The International Swimming League (ISL) is swimming like you’ve never seen. A modern take on international competition that is structured like the NBA or NHL, the ISL showcases swimming with a lot of flash and an entertainment attitude that we aren’t used to experiencing in swimming. But don’t let the on-deck DJ or the nightclub lighting fool you, the ISL has the best swimmers from around the world and they’re breaking world records.
How does it work?
Instead of representing their nation, swimmers from all over the world are scouted and drafted into ten teams. The teams are primarily split between North America and Europe, with one team also representing Tokyo, and comprise of up to 32 athletes, equally split between men and women.
Just like other professional league sports, the teams compete in regular season matches with the top four teams ultimately advancing into a final. Matches happen over two days between four teams in a 25 metre pool and swimmers race for points. There are individual races from 50m to 400m, relays, and “skins” races which are an elimination-style multi-round race. The team with the most points win.
Funded by Ukrainian-Russian billionaire Konstantin Grigorishin, the ISL is now into its third season. It’s clear that the ISL is a business operation with the aim to position itself as a lucrative form of sports entertainment but, for the swimmers, the money is a welcome change.
While swimming enjoys its moment at the Olympics every four years, outside of that it, swimming remains relatively low profile. As recently retired professional swimmer Kendyl Stewart explains, “the conversation in the swimming world to date has been: if you’re aren’t an Olympic medalist, you aren’t anything, and there’s no opportunity to earn money so you kind of just have to be done swimming. If you want to make a living you either have to have another job or a sponsorship that pays you to swim but, because viewership is tied to the Olympics, it’s difficult to get those endorsements unless you have a medal. It’s a rich get richer scenario.”
The ISL offers every swimmer a base salary of $15,000 and many (equal) opportunities for financial bonuses based on both individual and team performance. Top performer Sarah Sjostrom took home $139,700 in 2019; Caleb Dressel took home $98,700 (2019). While most swimmers don’t make half as much as Dressel, it’s a positive change from the traditional system which made it extremely difficult for the majority of swimmers to stay in the sport and make a sustainable living.

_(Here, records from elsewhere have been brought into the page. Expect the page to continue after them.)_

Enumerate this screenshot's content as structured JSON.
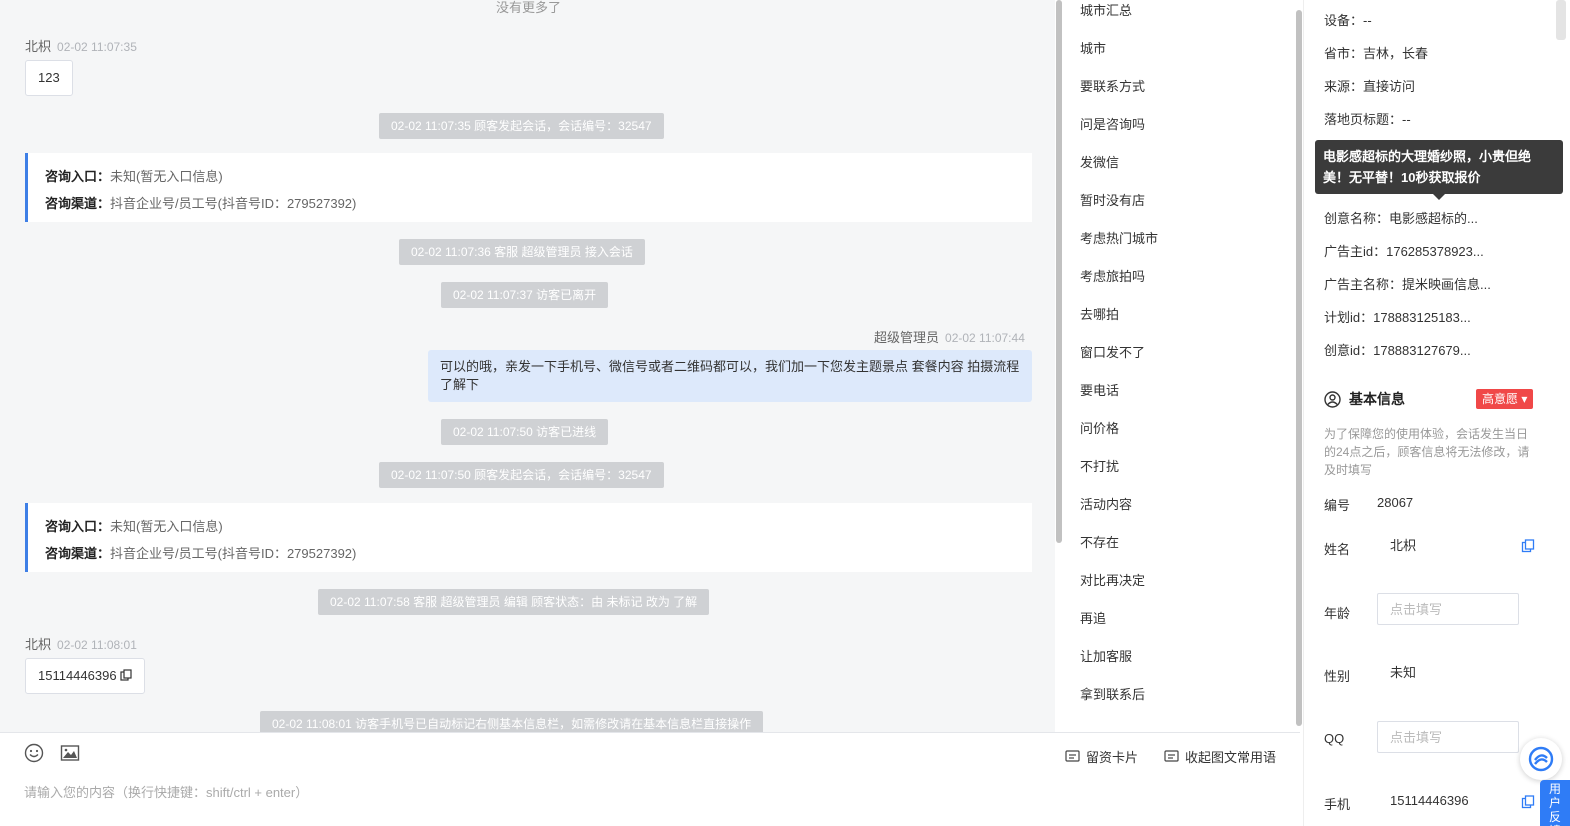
{
  "chat": {
    "no_more": "没有更多了",
    "messages": [
      {
        "name": "北枳",
        "time": "02-02 11:07:35",
        "text": "123"
      },
      {
        "name": "超级管理员",
        "time": "02-02 11:07:44",
        "text": "可以的哦，亲发一下手机号、微信号或者二维码都可以，我们加一下您发主题景点 套餐内容 拍摄流程了解下"
      },
      {
        "name": "北枳",
        "time": "02-02 11:08:01",
        "text": "15114446396"
      }
    ],
    "system": [
      "02-02 11:07:35 顾客发起会话，会话编号：32547",
      "02-02 11:07:36 客服 超级管理员 接入会话",
      "02-02 11:07:37 访客已离开",
      "02-02 11:07:50 访客已进线",
      "02-02 11:07:50 顾客发起会话，会话编号：32547",
      "02-02 11:07:58 客服 超级管理员 编辑 顾客状态：由 未标记 改为 了解",
      "02-02 11:08:01 访客手机号已自动标记右侧基本信息栏，如需修改请在基本信息栏直接操作"
    ],
    "cards": [
      {
        "entry_label": "咨询入口：",
        "entry_value": "未知(暂无入口信息)",
        "channel_label": "咨询渠道：",
        "channel_value": "抖音企业号/员工号(抖音号ID：279527392)"
      },
      {
        "entry_label": "咨询入口：",
        "entry_value": "未知(暂无入口信息)",
        "channel_label": "咨询渠道：",
        "channel_value": "抖音企业号/员工号(抖音号ID：279527392)"
      }
    ]
  },
  "quick_replies": [
    "城市汇总",
    "城市",
    "要联系方式",
    "问是咨询吗",
    "发微信",
    "暂时没有店",
    "考虑热门城市",
    "考虑旅拍吗",
    "去哪拍",
    "窗口发不了",
    "要电话",
    "问价格",
    "不打扰",
    "活动内容",
    "不存在",
    "对比再决定",
    "再追",
    "让加客服",
    "拿到联系后"
  ],
  "composer": {
    "placeholder": "请输入您的内容（换行快捷键：shift/ctrl + enter）",
    "card_label": "留资卡片",
    "collapse_label": "收起图文常用语"
  },
  "panel": {
    "info": [
      "设备：--",
      "省市：吉林，长春",
      "来源：直接访问",
      "落地页标题：--",
      "创意名称：电影感超标的...",
      "广告主id：176285378923...",
      "广告主名称：提米映画信息...",
      "计划id：178883125183...",
      "创意id：178883127679..."
    ],
    "tooltip": "电影感超标的大理婚纱照，小贵但绝美！无平替！10秒获取报价",
    "basic_title": "基本信息",
    "intent_badge": "高意愿",
    "notice": "为了保障您的使用体验，会话发生当日的24点之后，顾客信息将无法修改，请及时填写",
    "fields": {
      "id_label": "编号",
      "id_value": "28067",
      "name_label": "姓名",
      "name_value": "北枳",
      "age_label": "年龄",
      "age_placeholder": "点击填写",
      "gender_label": "性别",
      "gender_value": "未知",
      "qq_label": "QQ",
      "qq_placeholder": "点击填写",
      "phone_label": "手机",
      "phone_value": "15114446396"
    },
    "feedback": "用户反馈"
  }
}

Stewart, who competed in the ISL for the LA Current team in 2019 and 2020, is hopeful about the future of the league: “the ISL provides a new, interesting way to look at swimming. It’s encouraging because it’s creating a different way to look at the sport and providing new economic opportunities.”
What about the swimming?
Bring the world’s best swimmers to a pool to compete and of course the swimming is going to be good. “The fastest swimmers in the world are breaking records [at the ISL] and people are opting to swim in ISL instead of world cups,” Stewart says. During the ISL 2020 season, no less than nine world records were set. The high level of swimming “shows the potential of the league,” Stewart adds.
Moreover, for fans, as Stewart explains,“the skins races and the mixed relays are the newest things in swimming and it’s exciting.” Along with the fancy team swimming kit, the on-deck DJ, the strobe lights, and, at one event a special plexiglass-sided pool, Stewart guarantees, “it’s swimming you’ve never watched before.”
Where to watch
ISL Season three playoffs are scheduled to begin 11 November 2021. Stream via a subscription from ISL.global or check your local broadcaster.